Persistent intrahepatic cholestasis secondary to multiple etiologies: a case report
-
By
-
Ran Wang
-
Yiyang Shang
-
Cai’e Wang
-
Yanhong Gao
-
Wenxiu Zhang
-
Fangbo Gao
-
Yang Guo
-
Baocheng Deng
-
Wenwen Zhang
-
Xingshun Qi
-
June 25, 2026
-
Clinical Scorecard: Case Report on Persistent Intrahepatic Cholestasis Due to Multiple Causes
At a Glance
| Category | Detail |
| Condition | Intrahepatic Cholestasis |
| Key Mechanisms | Multiple etiologies including adult-onset Still’s disease, drug-induced liver injury, and sepsis. |
| Target Population | Adults with complex liver injury and cholestasis. |
| Care Setting | Hospitalized patients requiring multidisciplinary management. |
Key Highlights
- Persistent intrahepatic cholestasis can arise from overlapping etiologies.
- Sepsis may complicate the management of cholestasis in patients with liver injury.
- Timely etiological assessment is critical for guiding treatment strategies.
Guideline-Based Recommendations
Diagnosis
- Utilize laboratory tests and imaging to assess liver function and identify potential causes.
Management
- Consider targeted therapy based on identified etiologies, including glucocorticoids and hepatoprotective agents.
Monitoring & Follow-up
- Regularly monitor liver function tests and clinical signs of infection or deterioration.
Risks
- Risk of sepsis and further liver injury due to overlapping conditions.

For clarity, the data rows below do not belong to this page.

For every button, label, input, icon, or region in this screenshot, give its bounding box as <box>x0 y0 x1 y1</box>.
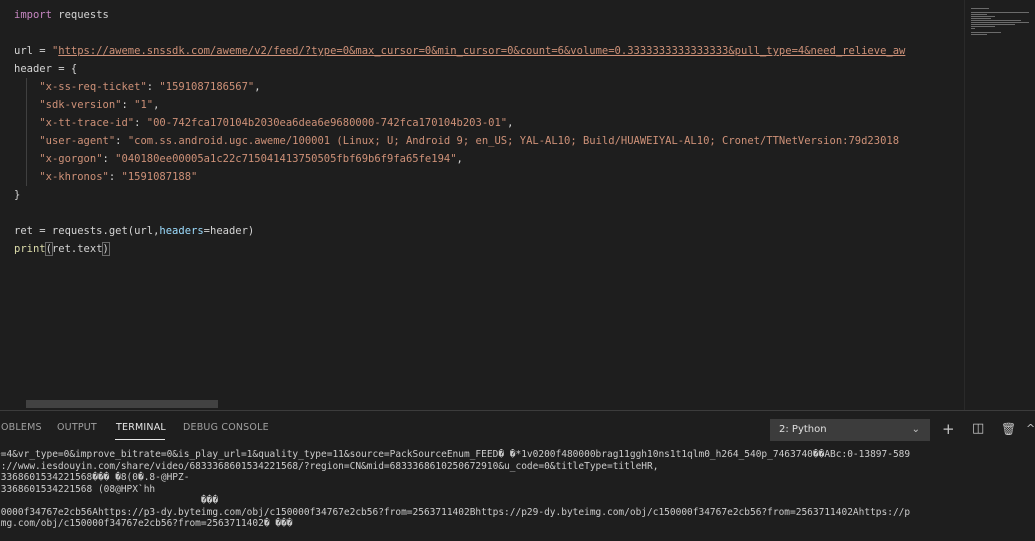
minimap-line <box>971 8 989 9</box>
code-line[interactable] <box>14 24 965 42</box>
tab-debug-console[interactable]: DEBUG CONSOLE <box>183 422 269 433</box>
minimap-line <box>971 12 1029 13</box>
code-line[interactable]: "user-agent": "com.ss.android.ugc.aweme/… <box>14 132 965 150</box>
code-token: , <box>153 99 160 111</box>
active-tab-indicator <box>115 439 165 440</box>
code-line[interactable]: url = "https://aweme.snssdk.com/aweme/v2… <box>14 42 965 60</box>
indent-guide <box>26 132 27 150</box>
code-token: "sdk-version" <box>39 99 122 111</box>
minimap[interactable] <box>964 0 1035 410</box>
code-token: ret.text <box>51 243 103 255</box>
code-token: import <box>14 9 52 21</box>
indent-guide <box>26 96 27 114</box>
indent-guide <box>26 150 27 168</box>
terminal-select-value: 2: Python <box>779 424 827 435</box>
add-terminal-icon[interactable]: + <box>942 419 955 439</box>
terminal-output[interactable]: e=4&vr_type=0&improve_bitrate=0&is_play_… <box>0 449 1035 541</box>
code-token: requests <box>51 9 109 21</box>
code-token: "x-ss-req-ticket" <box>39 81 147 93</box>
code-token: } <box>14 189 21 201</box>
indent-guide <box>26 168 27 186</box>
terminal-line: 50000f34767e2cb56Ahttps://p3-dy.byteimg.… <box>0 506 911 518</box>
code-token: =header) <box>203 225 255 237</box>
code-line[interactable]: print(ret.text) <box>14 240 965 258</box>
code-token: "040180ee00005a1c22c715041413750505fbf69… <box>115 153 457 165</box>
code-line[interactable]: } <box>14 186 965 204</box>
code-line[interactable]: "x-gorgon": "040180ee00005a1c22c71504141… <box>14 150 965 168</box>
minimap-line <box>971 26 995 27</box>
code-token: , <box>456 153 463 165</box>
code-token: : <box>115 135 128 147</box>
code-token: "1" <box>134 99 154 111</box>
code-token: https://aweme.snssdk.com/aweme/v2/feed/?… <box>58 45 906 57</box>
code-token: : <box>102 153 116 165</box>
bottom-panel: OBLEMS OUTPUT TERMINAL DEBUG CONSOLE 2: … <box>0 410 1035 541</box>
horizontal-scrollbar[interactable] <box>26 400 218 408</box>
code-token: "00-742fca170104b2030ea6dea6e9680000-742… <box>146 117 508 129</box>
code-line[interactable]: "x-ss-req-ticket": "1591087186567", <box>14 78 965 96</box>
code-token: print <box>14 243 46 255</box>
code-token: "x-tt-trace-id" <box>39 117 135 129</box>
terminal-line: s://www.iesdouyin.com/share/video/683336… <box>0 460 659 472</box>
code-token: "1591087186567" <box>159 81 255 93</box>
minimap-line <box>971 22 1029 23</box>
code-line[interactable]: "x-khronos": "1591087188" <box>14 168 965 186</box>
code-token: "user-agent" <box>39 135 116 147</box>
minimap-line <box>971 20 1021 21</box>
code-token: url = <box>14 45 52 57</box>
code-token: headers <box>159 225 204 237</box>
minimap-line <box>971 18 991 19</box>
code-line[interactable]: import requests <box>14 6 965 24</box>
indent-guide <box>26 114 27 132</box>
panel-tabs: OBLEMS OUTPUT TERMINAL DEBUG CONSOLE 2: … <box>0 411 1035 445</box>
code-token: , <box>254 81 261 93</box>
code-token: ) <box>101 242 110 256</box>
trash-icon[interactable]: 🗑 <box>1001 419 1016 439</box>
minimap-line <box>971 34 987 35</box>
terminal-line: e=4&vr_type=0&improve_bitrate=0&is_play_… <box>0 449 911 460</box>
minimap-line <box>971 28 975 29</box>
code-line[interactable] <box>14 204 965 222</box>
terminal-line: img.com/obj/c150000f34767e2cb56?from=256… <box>0 518 293 529</box>
code-editor[interactable]: import requests url = "https://aweme.snss… <box>0 0 1035 410</box>
code-token: : <box>146 81 160 93</box>
code-token: ret = requests.get(url, <box>14 225 160 237</box>
code-line[interactable]: "sdk-version": "1", <box>14 96 965 114</box>
code-line[interactable]: "x-tt-trace-id": "00-742fca170104b2030ea… <box>14 114 965 132</box>
code-line[interactable]: ret = requests.get(url,headers=header) <box>14 222 965 240</box>
terminal-select[interactable]: 2: Python ⌄ <box>770 419 930 441</box>
tab-terminal[interactable]: TERMINAL <box>116 422 166 433</box>
indent-guide <box>26 78 27 96</box>
code-token: , <box>507 117 514 129</box>
tab-problems[interactable]: OBLEMS <box>1 422 42 433</box>
terminal-line: 33368601534221568 (08@HPX`hh <box>0 483 156 495</box>
chevron-up-icon[interactable]: ^ <box>1026 419 1035 439</box>
code-token: : <box>121 99 135 111</box>
terminal-line: ��� <box>0 495 219 506</box>
code-area[interactable]: import requests url = "https://aweme.snss… <box>14 6 965 398</box>
code-token: : <box>134 117 147 129</box>
code-token: : <box>108 171 122 183</box>
split-terminal-icon[interactable]: ◫ <box>972 419 984 439</box>
code-token: header = { <box>14 63 78 75</box>
tab-output[interactable]: OUTPUT <box>57 422 97 433</box>
editor-gutter <box>0 0 14 410</box>
code-token: "x-gorgon" <box>39 153 103 165</box>
code-token: "x-khronos" <box>39 171 109 183</box>
terminal-line: 33368601534221568��� �8(0�.8-@HPZ- <box>0 472 190 483</box>
minimap-line <box>971 14 987 15</box>
chevron-down-icon: ⌄ <box>911 424 920 435</box>
minimap-line <box>971 16 995 17</box>
code-token: "1591087188" <box>121 171 198 183</box>
minimap-line <box>971 32 1001 33</box>
minimap-line <box>971 24 1015 25</box>
code-token: "com.ss.android.ugc.aweme/100001 (Linux;… <box>127 135 900 147</box>
code-line[interactable]: header = { <box>14 60 965 78</box>
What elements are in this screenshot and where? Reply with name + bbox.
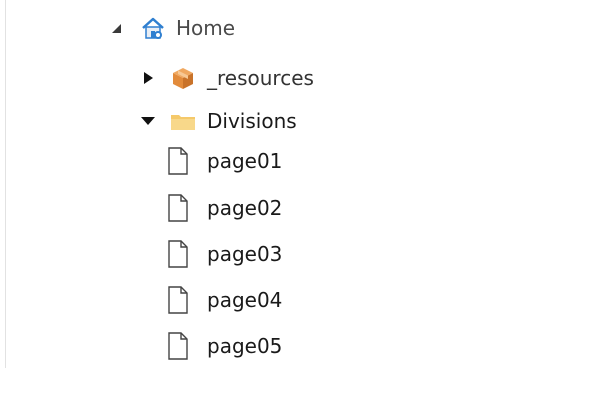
tree-node-label: page02	[207, 196, 283, 220]
file-icon	[166, 239, 190, 269]
file-icon	[166, 146, 190, 176]
file-icon	[166, 285, 190, 315]
tree-node-label: page03	[207, 242, 283, 266]
file-icon	[166, 331, 190, 361]
expanded-toggle-icon[interactable]	[140, 113, 156, 129]
package-icon	[169, 64, 197, 92]
tree-node-label: _resources	[207, 66, 314, 90]
tree-node-page[interactable]: page01	[166, 145, 282, 177]
tree-node-resources[interactable]: _resources	[140, 62, 314, 94]
home-icon	[140, 15, 166, 41]
tree-node-page[interactable]: page03	[166, 238, 282, 270]
tree-node-page[interactable]: page05	[166, 330, 282, 362]
panel-left-border	[5, 0, 6, 368]
tree-node-page[interactable]: page02	[166, 192, 282, 224]
expanded-toggle-icon[interactable]	[108, 20, 124, 36]
file-icon	[166, 193, 190, 223]
tree-node-label: Home	[176, 16, 236, 40]
tree-node-label: page05	[207, 334, 283, 358]
tree-node-home[interactable]: Home	[108, 12, 235, 44]
tree-node-label: page01	[207, 149, 283, 173]
collapsed-toggle-icon[interactable]	[140, 70, 156, 86]
tree-node-divisions[interactable]: Divisions	[140, 105, 297, 137]
tree-node-label: Divisions	[207, 109, 297, 133]
folder-icon	[169, 109, 197, 133]
tree-node-label: page04	[207, 288, 283, 312]
tree-node-page[interactable]: page04	[166, 284, 282, 316]
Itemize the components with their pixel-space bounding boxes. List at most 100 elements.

Patient & Prescribing Data
Adult patients with complex liver conditions.
Combination of corticosteroids, hepatoprotective agents, and therapeutic plasma exchange may be necessary.
Clinical Best Practices
- Reassess etiology in cases of persistent cholestasis.
- Implement multidisciplinary approaches for complex cases.